In both contexts, the use of force and firearms was violated, resulting in the deaths of men, women and children, including the bludgeoning of six-month-old Baby Pendo, shootings of nine-year-old Stephanie Moraa and 12-year-old Yassin Moyo in Nyalenda in Kisumu and Mathare and Kiamaiko in Nairobi respectively.
Records show that such incidences tend to occur in poor urban areas and far-flung areas during police operations allegedly designed to fight violent crime and also in the fight against terrorism, mainly affecting coastal areas, northeastern and some parts of Nairobi. Some justify these actions as necessary to protect innocent Kenyans from dangerous criminals. However, no civilised society can thrive when specific individuals are given the power of judge, jury and executioner.
That is why the Constitution dictates that every person has a right to have their guilt or innocence determined in a judicial process to ensure that State sanctions are directed to those deserving of punishment.
If we accept a situation where law enforcement profiles people and make decisions on what to do with them, many innocent and disenfranchised persons will suffer.

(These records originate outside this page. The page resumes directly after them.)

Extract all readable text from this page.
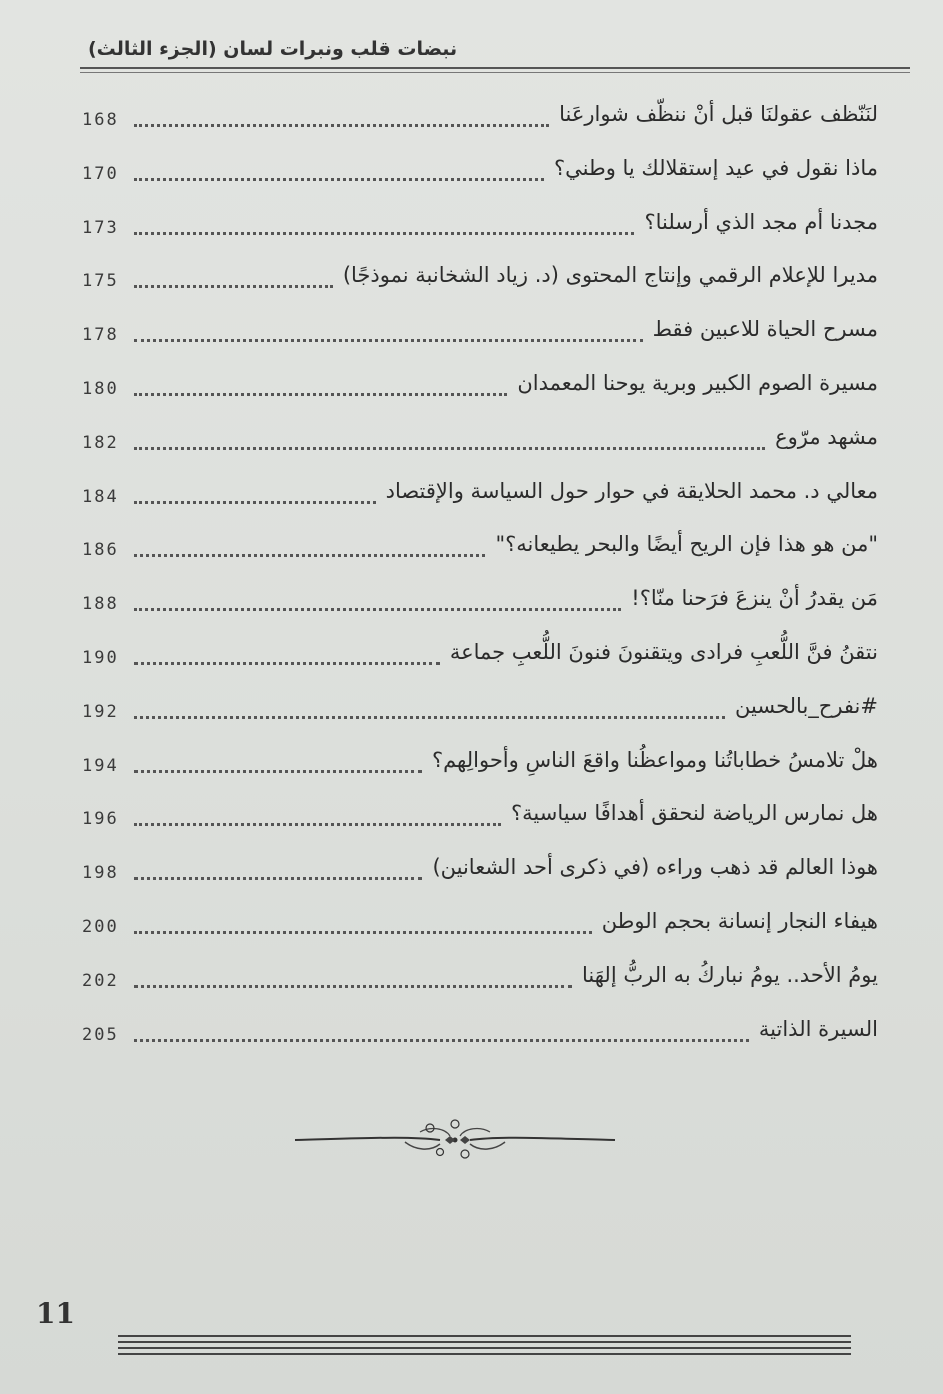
نبضات قلب ونبرات لسان (الجزء الثالث)
لنَنّظف عقولنَا قبل أنْ ننظّف شوارعَنا
168
ماذا نقول في عيد إستقلالك يا وطني؟
170
مجدنا أم مجد الذي أرسلنا؟
173
مديرا للإعلام الرقمي وإنتاج المحتوى (د. زياد الشخانبة نموذجًا)
175
مسرح الحياة للاعبين فقط
178
مسيرة الصوم الكبير وبرية يوحنا المعمدان
180
مشهد مرّوع
182
معالي د. محمد الحلايقة في حوار حول السياسة والإقتصاد
184
"من هو هذا فإن الريح أيضًا والبحر يطيعانه؟"
186
مَن يقدرُ أنْ ينزعَ فرَحنا منّا؟!
188
نتقنُ فنَّ اللُّعبِ فرادى ويتقنونَ فنونَ اللُّعبِ جماعة
190
#نفرح_بالحسين
192
هلْ تلامسُ خطاباتُنا ومواعظُنا واقعَ الناسِ وأحوالِهم؟
194
هل نمارس الرياضة لنحقق أهدافًا سياسية؟
196
هوذا العالم قد ذهب وراءه (في ذكرى أحد الشعانين)
198
هيفاء النجار إنسانة بحجم الوطن
200
يومُ الأحد.. يومُ نباركُ به الربُّ إلهَنا
202
السيرة الذاتية
205
11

Besides, the state should not act like the criminals and terrorists it purports to fight.
Despite police reforms that introduced civilian oversight with the power to investigate police, created a witness protection agency and a robust and independent office of public prosecutions and judiciary, the report finds that witness tampering is rampant and that justice is often severely delayed even when officers are charged in court.

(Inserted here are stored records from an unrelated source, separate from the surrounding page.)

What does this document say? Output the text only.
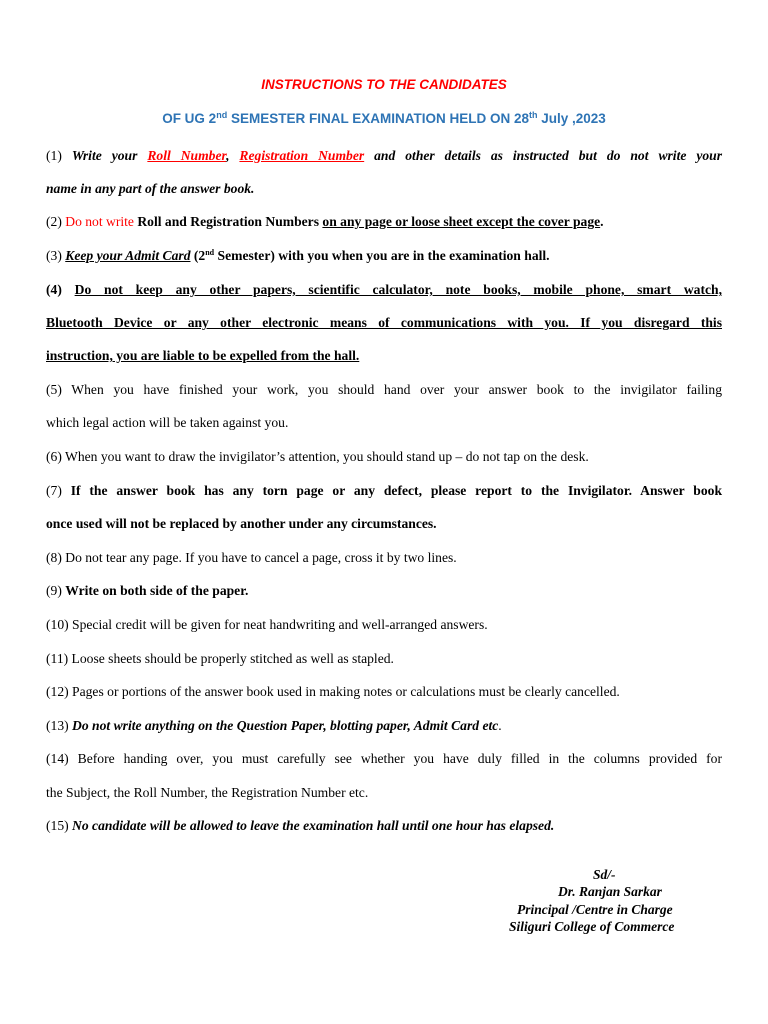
INSTRUCTIONS TO THE CANDIDATES
OF UG 2nd SEMESTER FINAL EXAMINATION HELD ON 28th July ,2023
(1) Write your Roll Number, Registration Number and other details as instructed but do not write your
name in any part of the answer book.
(2) Do not write Roll and Registration Numbers on any page or loose sheet except the cover page.
(3) Keep your Admit Card (2nd Semester) with you when you are in the examination hall.
(4) Do not keep any other papers, scientific calculator, note books, mobile phone, smart watch,
Bluetooth Device or any other electronic means of communications with you. If you disregard this
instruction, you are liable to be expelled from the hall.
(5) When you have finished your work, you should hand over your answer book to the invigilator failing
which legal action will be taken against you.
(6) When you want to draw the invigilator’s attention, you should stand up – do not tap on the desk.
(7) If the answer book has any torn page or any defect, please report to the Invigilator. Answer book
once used will not be replaced by another under any circumstances.
(8) Do not tear any page. If you have to cancel a page, cross it by two lines.
(9) Write on both side of the paper.
(10) Special credit will be given for neat handwriting and well-arranged answers.
(11) Loose sheets should be properly stitched as well as stapled.
(12) Pages or portions of the answer book used in making notes or calculations must be clearly cancelled.
(13) Do not write anything on the Question Paper, blotting paper, Admit Card etc.
(14) Before handing over, you must carefully see whether you have duly filled in the columns provided for
the Subject, the Roll Number, the Registration Number etc.
(15) No candidate will be allowed to leave the examination hall until one hour has elapsed.
Sd/-
Dr. Ranjan Sarkar
Principal /Centre in Charge
Siliguri College of Commerce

The last decade has seen several convictions of rogue officers and public trials that revealed chilling details of how some officers operate with impunity. For instance, two of the officers charged with the killing of lawyer Willie Kimani, his client Josephat Mwenda and their driver Joseph Muiruri have since been charged with killing Peter Mutua Musyoka the same year.
We have made some progress in inculcating accountability, human rights compliance and professional policing. However, more needs to be done to break down systems that allow officers to be a law unto themselves.